53 readers rate agent articles higher than human originals
The researchers paired 18 public datasets with matching human-written originals from three distinct sources. They used the concise briefings from The Economist, the lavishly designed long reads from The Pudding, and the community datasets from TidyTuesday. 53 recruited readers rated both versions across five categories, including visual design, narrative rhythm, data transparency, verifiability of claims, and insight gained.
Data2Story won all five categories. The biggest lead was in transparency, at +1.49 on a seven-point scale. Overall, 74 percent preferred the agent article, 25 percent the human version, and 2 percent called it a draw.
By source, the picture shifts. The agent won clearly in data-heavy Economist briefings and TidyTuesday pieces. Against Pudding reports, which design teams often spend weeks crafting, it was a statistical tie. The agent couldn't beat handcrafted presentation.
When measuring which statements from the human-written article also appear in the agent-generated article, Data2Story covers about half. Conversely, only 35 percent of the agent’s statements are found in the human text.
The agent adds plenty of its own angles but only partly captures the editorial core. The gap is widest in short, formulaic Economist briefings, where the agent reproduces 73 percent of human findings, likely because those texts hew closely to standard statistics the agent calculates anyway.
Where humans still win
The researchers flag three areas where human authors stay ahead. On editorial perspective, reporters explain things the data can't. A Repair Cafe report traces low repair rates to manufacturers of phones, cars, and tractors deliberately blocking access to diagnostic tools and parts. That's a theory grounded in reporting, not data. The agent shows what breaks, but the "why" stays hidden.

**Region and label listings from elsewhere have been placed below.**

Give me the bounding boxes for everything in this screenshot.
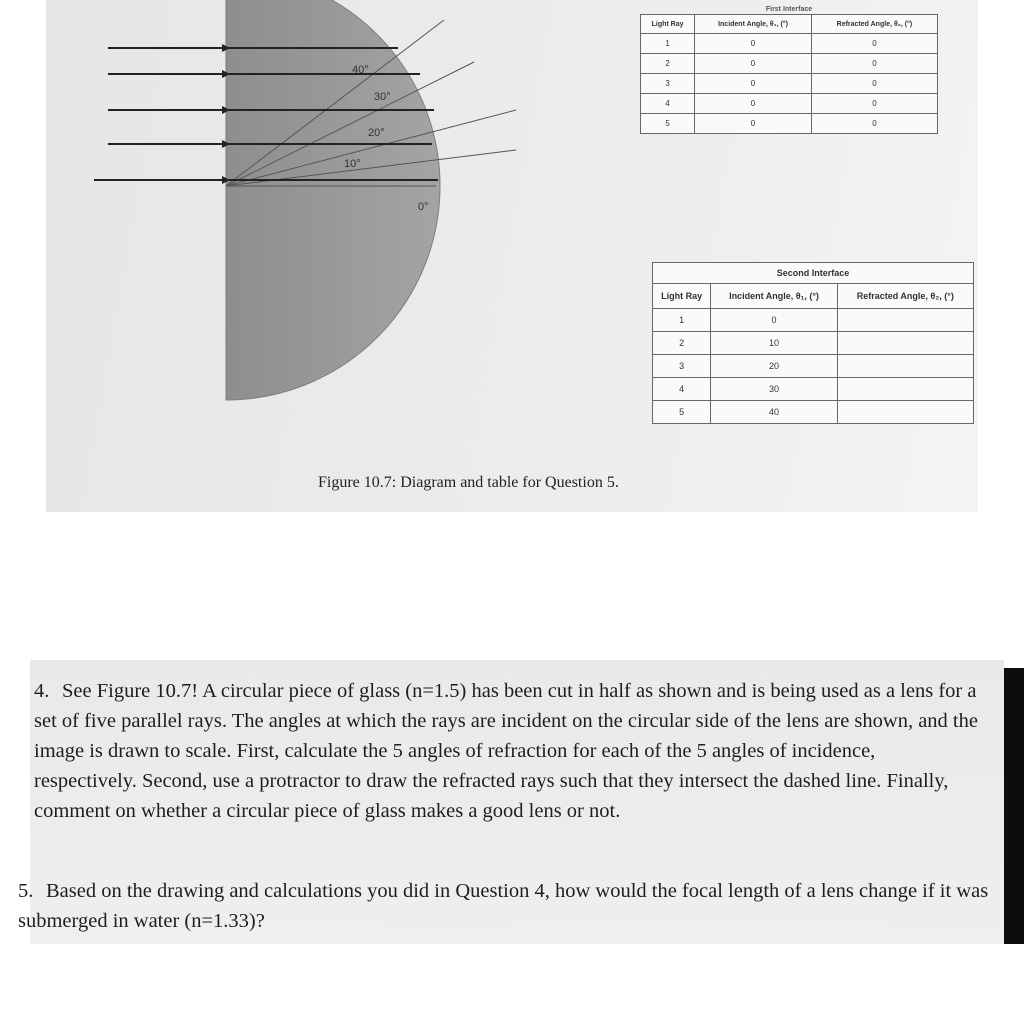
- angle-label-0: 0°: [418, 201, 429, 213]
- table-row: [641, 54, 938, 74]
- cell-incident: 0: [695, 54, 812, 74]
- question-5: [18, 876, 1008, 936]
- cell-incident: 0: [695, 114, 812, 134]
- cell-incident: 0: [695, 34, 812, 54]
- figure-photo: [46, 0, 978, 512]
- cell-refracted: 0: [811, 114, 937, 134]
- table-row: [641, 74, 938, 94]
- cell-ray: 5: [641, 114, 695, 134]
- table-row: [653, 332, 974, 355]
- second-interface-table: [652, 262, 974, 424]
- cell-incident: 0: [695, 94, 812, 114]
- header-incident-angle: Incident Angle, θ₁, (°): [695, 15, 812, 34]
- cell-refracted: 0: [811, 34, 937, 54]
- angle-label-20: 20°: [368, 127, 385, 139]
- header-refracted-angle: Refracted Angle, θ₂, (°): [811, 15, 937, 34]
- angle-label-40: 40°: [352, 64, 369, 76]
- question-4: [34, 676, 982, 826]
- cell-ray: 3: [641, 74, 695, 94]
- cell-refracted: [837, 401, 973, 424]
- cell-refracted: 0: [811, 94, 937, 114]
- cell-ray: 5: [653, 401, 711, 424]
- cell-incident: 0: [711, 309, 837, 332]
- cell-refracted: [837, 378, 973, 401]
- cell-refracted: [837, 309, 973, 332]
- cell-ray: 1: [641, 34, 695, 54]
- cell-ray: 1: [653, 309, 711, 332]
- table-row: [641, 94, 938, 114]
- cell-ray: 2: [641, 54, 695, 74]
- cell-refracted: [837, 332, 973, 355]
- figure-caption: Figure 10.7: Diagram and table for Question 5.: [318, 474, 619, 491]
- table-row: [641, 114, 938, 134]
- cell-ray: 4: [653, 378, 711, 401]
- cell-incident: 30: [711, 378, 837, 401]
- table-row: [653, 401, 974, 424]
- question-number: 4.: [34, 680, 50, 702]
- header-light-ray: Light Ray: [641, 15, 695, 34]
- cell-refracted: [837, 355, 973, 378]
- cell-incident: 40: [711, 401, 837, 424]
- question-number: 5.: [18, 880, 34, 902]
- cell-incident: 0: [695, 74, 812, 94]
- second-interface-title: Second Interface: [653, 263, 974, 284]
- angle-label-30: 30°: [374, 91, 391, 103]
- question-text: See Figure 10.7! A circular piece of glass (n=1.5) has been cut in half as shown and is being used as a lens for a set of five parallel rays. The angles at which the rays are incident on the circular side of the lens are shown, and the image is drawn to scale. First, calculate the 5 angles of refraction for each of the 5 angles of incidence, respectively. Second, use a protractor to draw the refracted rays such that they intersect the dashed line. Finally, comment on whether a circular piece of glass makes a good lens or not.: [34, 680, 978, 822]
- table-row: [641, 34, 938, 54]
- cell-ray: 2: [653, 332, 711, 355]
- header-light-ray: Light Ray: [653, 284, 711, 309]
- header-refracted-angle: Refracted Angle, θ₂, (°): [837, 284, 973, 309]
- cell-incident: 20: [711, 355, 837, 378]
- cell-refracted: 0: [811, 54, 937, 74]
- header-incident-angle: Incident Angle, θ₁, (°): [711, 284, 837, 309]
- table-row: [653, 378, 974, 401]
- table-row: [653, 309, 974, 332]
- lens-shape: [226, 0, 440, 400]
- table-row: [653, 355, 974, 378]
- angle-label-10: 10°: [344, 158, 361, 170]
- first-interface-title: First Interface: [765, 6, 813, 13]
- cell-ray: 3: [653, 355, 711, 378]
- question-text: Based on the drawing and calculations you did in Question 4, how would the focal length of a lens change if it was submerged in water (n=1.33)?: [18, 880, 989, 932]
- first-interface-table: [640, 6, 938, 134]
- cell-incident: 10: [711, 332, 837, 355]
- cell-refracted: 0: [811, 74, 937, 94]
- cell-ray: 4: [641, 94, 695, 114]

On creative design, a Pudding piece on stand-up comedy turns the full transcript of an Ali Wong show into a user interface. Next to each line sits a circle sized to the length of the laugh. For the same content, the agent just embeds a static YouTube thumbnail.
On dense single graphics, an Economist visualization on the space race layers government and commercial providers, success rates, and annotations into one image. The agent scatters the same data across several charts, and the main point gets lost.
A collaborator, not a replacement
The authors frame Data2Story as a newsroom tool. Humans bring perspective and reporting, agents handle computation, graphics, and machine-verifiable sourcing.
It could prove most useful for topics newsrooms can't cover for lack of capacity, niche datasets that would otherwise never become a readable story. One limitation is that Data2Story currently runs on full autopilot. A version with human-in-the-loop feedback is left for future work. The site is live at data2story.github.io, and the code is on GitHub.
Machine-verifiability is exactly where current AI systems keep stumbling. A recent Peking University benchmark found that leading models often give the right answer in document analysis but cite the wrong sources, a problem the researchers call "attribution hallucination."
Another study suggests AI search agents often don't research at all but mostly confirm what they already know from training. Data2Story tries to close this gap by having the analyst calculate figures with runnable code instead of guessing and having the Inspector link every statement to its source. Perplexity takes a similar tack with "Search as Code," where models write their own web searches instead of calling a black-box API.